Clementine Bakery's Banana Cake
August 23, 2011
As promised, dear readers, I come bearing cake. Not just any cake, mind you, but the best banana cake the world has ever seen, if you will allow me some superlatives. This is not banana bread, in case you're wondering; it's nothing rustic and it's not remotely acceptable for breakfast. This is cake, rich and tender as all get-out and sporting a gorgeous cap of creamy-sour frosting.
To tell the truth, I made the cake for you. Because yesterday this blog turned six years old. Six. Six! If this blog was a child, it would be in first grade! It would be reading. And telling jokes! If this blog was a dog, it'd be middle-aged! I think that calls for some celebration. And what, pray tell, is a celebration without cake?
Six years is a long time. And it's a preposterously long time for a blog whose originator speculated it would barely last a year. The fact that it's still around and kicking and featuring unbelievably delicious cake is really, in no small part, due to all of you coming here and reading and cooking and commenting and all the rest of what you do. So I made you all a cake. You have no idea how much I wish I could have shared this actual cake with you, slice by slice.

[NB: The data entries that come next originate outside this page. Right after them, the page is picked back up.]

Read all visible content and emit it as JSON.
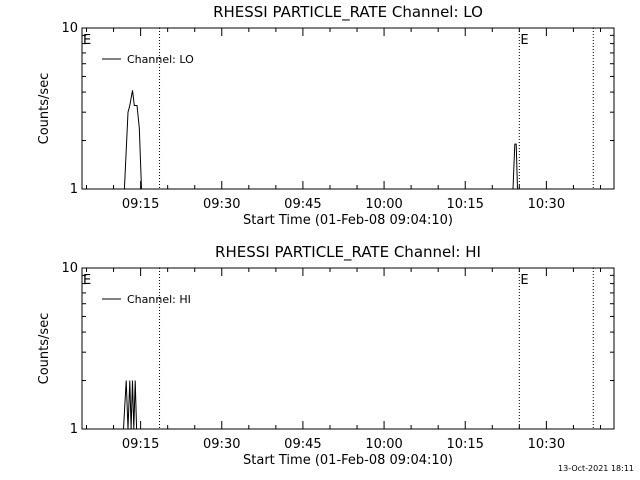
{
  "chart_data": [
    {
      "type": "line",
      "title": "RHESSI PARTICLE_RATE Channel: LO",
      "xlabel": "Start Time (01-Feb-08 09:04:10)",
      "ylabel": "Counts/sec",
      "yscale": "log",
      "ylim": [
        1,
        10
      ],
      "yticks": [
        "1",
        "10"
      ],
      "xlim": [
        "09:04:10",
        "10:42:30"
      ],
      "xticks": [
        "09:15",
        "09:30",
        "09:45",
        "10:00",
        "10:15",
        "10:30"
      ],
      "legend": "top-left",
      "series": [
        {
          "name": "Channel: LO",
          "x": [
            "09:10:40",
            "09:12:00",
            "09:12:40",
            "09:13:00",
            "09:13:30",
            "09:13:50",
            "09:14:20",
            "09:14:45",
            "09:15:10",
            "10:23:50",
            "10:24:10",
            "10:24:25",
            "10:24:40"
          ],
          "y": [
            1,
            1,
            3.0,
            3.3,
            4.1,
            3.3,
            3.3,
            2.4,
            1,
            1,
            1.9,
            1.9,
            1
          ]
        }
      ],
      "markers": [
        {
          "label": "E",
          "x": "09:04:10"
        },
        {
          "label": "",
          "x": "09:18:30"
        },
        {
          "label": "E",
          "x": "10:25:00"
        },
        {
          "label": "",
          "x": "10:38:40"
        }
      ]
    },
    {
      "type": "line",
      "title": "RHESSI PARTICLE_RATE Channel: HI",
      "xlabel": "Start Time (01-Feb-08 09:04:10)",
      "ylabel": "Counts/sec",
      "yscale": "log",
      "ylim": [
        1,
        10
      ],
      "yticks": [
        "1",
        "10"
      ],
      "xlim": [
        "09:04:10",
        "10:42:30"
      ],
      "xticks": [
        "09:15",
        "09:30",
        "09:45",
        "10:00",
        "10:15",
        "10:30"
      ],
      "legend": "top-left",
      "series": [
        {
          "name": "Channel: HI",
          "x": [
            "09:11:50",
            "09:12:20",
            "09:12:40",
            "09:13:00",
            "09:13:15",
            "09:13:30",
            "09:13:45",
            "09:14:00",
            "09:14:15"
          ],
          "y": [
            1,
            2,
            1,
            2,
            1,
            2,
            1,
            2,
            1
          ]
        }
      ],
      "markers": [
        {
          "label": "E",
          "x": "09:04:10"
        },
        {
          "label": "",
          "x": "09:18:30"
        },
        {
          "label": "E",
          "x": "10:25:00"
        },
        {
          "label": "",
          "x": "10:38:40"
        }
      ]
    }
  ],
  "footer": {
    "timestamp": "13-Oct-2021 18:11"
  }
}
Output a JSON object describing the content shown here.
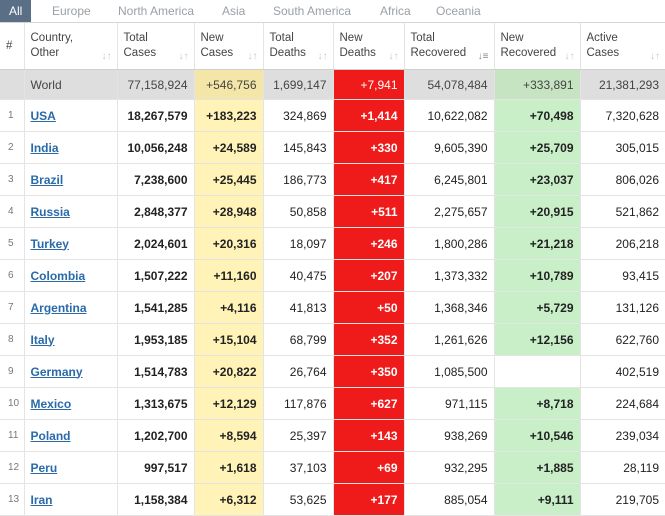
{
  "tabs": [
    "All",
    "Europe",
    "North America",
    "Asia",
    "South America",
    "Africa",
    "Oceania"
  ],
  "headers": {
    "num": "#",
    "country": [
      "Country,",
      "Other"
    ],
    "total_cases": [
      "Total",
      "Cases"
    ],
    "new_cases": [
      "New",
      "Cases"
    ],
    "total_deaths": [
      "Total",
      "Deaths"
    ],
    "new_deaths": [
      "New",
      "Deaths"
    ],
    "total_recovered": [
      "Total",
      "Recovered"
    ],
    "new_recovered": [
      "New",
      "Recovered"
    ],
    "active_cases": [
      "Active",
      "Cases"
    ]
  },
  "sort_icon": "sort-arrows-icon",
  "world": {
    "country": "World",
    "total_cases": "77,158,924",
    "new_cases": "+546,756",
    "total_deaths": "1,699,147",
    "new_deaths": "+7,941",
    "total_recovered": "54,078,484",
    "new_recovered": "+333,891",
    "active_cases": "21,381,293"
  },
  "rows": [
    {
      "num": "1",
      "country": "USA",
      "total_cases": "18,267,579",
      "new_cases": "+183,223",
      "total_deaths": "324,869",
      "new_deaths": "+1,414",
      "total_recovered": "10,622,082",
      "new_recovered": "+70,498",
      "active_cases": "7,320,628"
    },
    {
      "num": "2",
      "country": "India",
      "total_cases": "10,056,248",
      "new_cases": "+24,589",
      "total_deaths": "145,843",
      "new_deaths": "+330",
      "total_recovered": "9,605,390",
      "new_recovered": "+25,709",
      "active_cases": "305,015"
    },
    {
      "num": "3",
      "country": "Brazil",
      "total_cases": "7,238,600",
      "new_cases": "+25,445",
      "total_deaths": "186,773",
      "new_deaths": "+417",
      "total_recovered": "6,245,801",
      "new_recovered": "+23,037",
      "active_cases": "806,026"
    },
    {
      "num": "4",
      "country": "Russia",
      "total_cases": "2,848,377",
      "new_cases": "+28,948",
      "total_deaths": "50,858",
      "new_deaths": "+511",
      "total_recovered": "2,275,657",
      "new_recovered": "+20,915",
      "active_cases": "521,862"
    },
    {
      "num": "5",
      "country": "Turkey",
      "total_cases": "2,024,601",
      "new_cases": "+20,316",
      "total_deaths": "18,097",
      "new_deaths": "+246",
      "total_recovered": "1,800,286",
      "new_recovered": "+21,218",
      "active_cases": "206,218"
    },
    {
      "num": "6",
      "country": "Colombia",
      "total_cases": "1,507,222",
      "new_cases": "+11,160",
      "total_deaths": "40,475",
      "new_deaths": "+207",
      "total_recovered": "1,373,332",
      "new_recovered": "+10,789",
      "active_cases": "93,415"
    },
    {
      "num": "7",
      "country": "Argentina",
      "total_cases": "1,541,285",
      "new_cases": "+4,116",
      "total_deaths": "41,813",
      "new_deaths": "+50",
      "total_recovered": "1,368,346",
      "new_recovered": "+5,729",
      "active_cases": "131,126"
    },
    {
      "num": "8",
      "country": "Italy",
      "total_cases": "1,953,185",
      "new_cases": "+15,104",
      "total_deaths": "68,799",
      "new_deaths": "+352",
      "total_recovered": "1,261,626",
      "new_recovered": "+12,156",
      "active_cases": "622,760"
    },
    {
      "num": "9",
      "country": "Germany",
      "total_cases": "1,514,783",
      "new_cases": "+20,822",
      "total_deaths": "26,764",
      "new_deaths": "+350",
      "total_recovered": "1,085,500",
      "new_recovered": "",
      "active_cases": "402,519"
    },
    {
      "num": "10",
      "country": "Mexico",
      "total_cases": "1,313,675",
      "new_cases": "+12,129",
      "total_deaths": "117,876",
      "new_deaths": "+627",
      "total_recovered": "971,115",
      "new_recovered": "+8,718",
      "active_cases": "224,684"
    },
    {
      "num": "11",
      "country": "Poland",
      "total_cases": "1,202,700",
      "new_cases": "+8,594",
      "total_deaths": "25,397",
      "new_deaths": "+143",
      "total_recovered": "938,269",
      "new_recovered": "+10,546",
      "active_cases": "239,034"
    },
    {
      "num": "12",
      "country": "Peru",
      "total_cases": "997,517",
      "new_cases": "+1,618",
      "total_deaths": "37,103",
      "new_deaths": "+69",
      "total_recovered": "932,295",
      "new_recovered": "+1,885",
      "active_cases": "28,119"
    },
    {
      "num": "13",
      "country": "Iran",
      "total_cases": "1,158,384",
      "new_cases": "+6,312",
      "total_deaths": "53,625",
      "new_deaths": "+177",
      "total_recovered": "885,054",
      "new_recovered": "+9,111",
      "active_cases": "219,705"
    }
  ],
  "colors": {
    "tab_active_bg": "#5a6f86",
    "new_cases_bg": "#fff3b8",
    "new_deaths_bg": "#ef1a1a",
    "new_recovered_bg": "#c8efc8",
    "world_row_bg": "#dedede",
    "link": "#2a6aa8"
  }
}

When the book is published, do you know what I'm looking forward to the most? The book tour, is what. Because then I'll finally be able to meet some of you in person instead of just sort of vaguely knowing that you're out there. In fact, when the going gets rough, that's what I think about, I really do. It peps me right up. Puts a spring in my step.
But back to the cake. Hoooo, people. The cake. It is so good. It's super-tender and amazingly not-too-sweet and fragrant with bananas and velvety and moist and the frosting (which I changed a little from the original recipe, to make it a little less sweet) is the perfect foil for it, though I suppose if you left off this frosting and topped it with, say, something dark and glossy like this, I wouldn't kick it out of bed either. My friend Suzy, who I consider to have terrifyingly high standards when it comes to food, gave it high praise. As in, halfway through her first slice, she stopped eating, put her fork down and fixed me with a serious look. Then she said, "This is really good." Then she went home with a doggie bag and ate another piece after dinner which, according to her, never happens. Never ever.
The recipe comes from Los Angeles's Clementine Bakery and is, really, the holy grail of banana cakes, as far as I'm concerned. It even keeps well for a day or two, though it beats me how on earth you'd manage to keep it hanging around for more than a day, unless you were the kind of nut who bakes cakes for her blog and then has to run around the city delivering leftovers for friends lest she eat the entire thing all by herself. And best of all, it is so easy to make - no layers, no complicated mixing techniques. Just a bowl, some ripe bananas, a mixer and you.
I lessened the amounts of cream cheese, butter and sugar in the frosting, but then I added a little extra crème fraîche instead of sour cream, because I think that deeply creamy, sour flavor would be nice to underline. Plus it gave the frosting a little sensuous floppiness, instead of leaving it a stiff spackle. Which I think is sort of crucial when it comes to simple cakes like this one.
Now go forth and bake! And thank you for being here. And happy blog birthday to, uh, me!
Clementine Bakery's Banana Cake
Makes one 10-inch round cake plus a few extra cupcakes, or one 9 x 13-inch rectangular cake
The original recipe is here.
Cake:
2 2/3 cups pastry flour or 2 2/3 cups all-purpose flour minus 2.5 tablespoons
2 2/3 cups sugar
3/4 teaspoon baking powder
1 1/2 teaspoons baking soda
1 teaspoon kosher salt
3 large or 4 small very ripe bananas
3 eggs
1/2 cup buttermilk
3/4 cup canola oil
1 1/2 teaspoons vanilla extract
1. Heat the oven to 350 degrees. Into a large bowl sift together the flour, sugar, baking powder, baking soda and salt.
2. In the bowl of a stand mixer, or in a large bowl with a hand mixer, mash the bananas with an electric beater until smooth. Mix in the eggs, one at a time, until each is completely incorporated, then mix in the buttermilk, oil and vanilla. Finally, mix the dry ingredients into the batter just until thoroughly combined.
3. Pour into a 9-by-13-inch greased pan or a 10-inch round cake pan (you might have enough batter leftover for a few spare cupcakes). Bake for 35 to 40 minutes, until golden-brown on top, a toothpick inserted comes out clean and the cake springs back when lightly touched. Cool on a rack.
Frosting:
6 ounces cream cheese, at room temperature
2 ounces butter, room temperature
1/3 cup powdered sugar
3 tablespoons crème fraîche
In the bowl of a stand mixer, or in a medium bowl with a hand mixer, beat the cream cheese until smooth and there are no lumps. Add the butter and whip until incorporated, then add the powdered sugar and the sour cream. Beat until the frosting is very smooth and lump-free. Frost the top of the cooled cake, then slice and serve.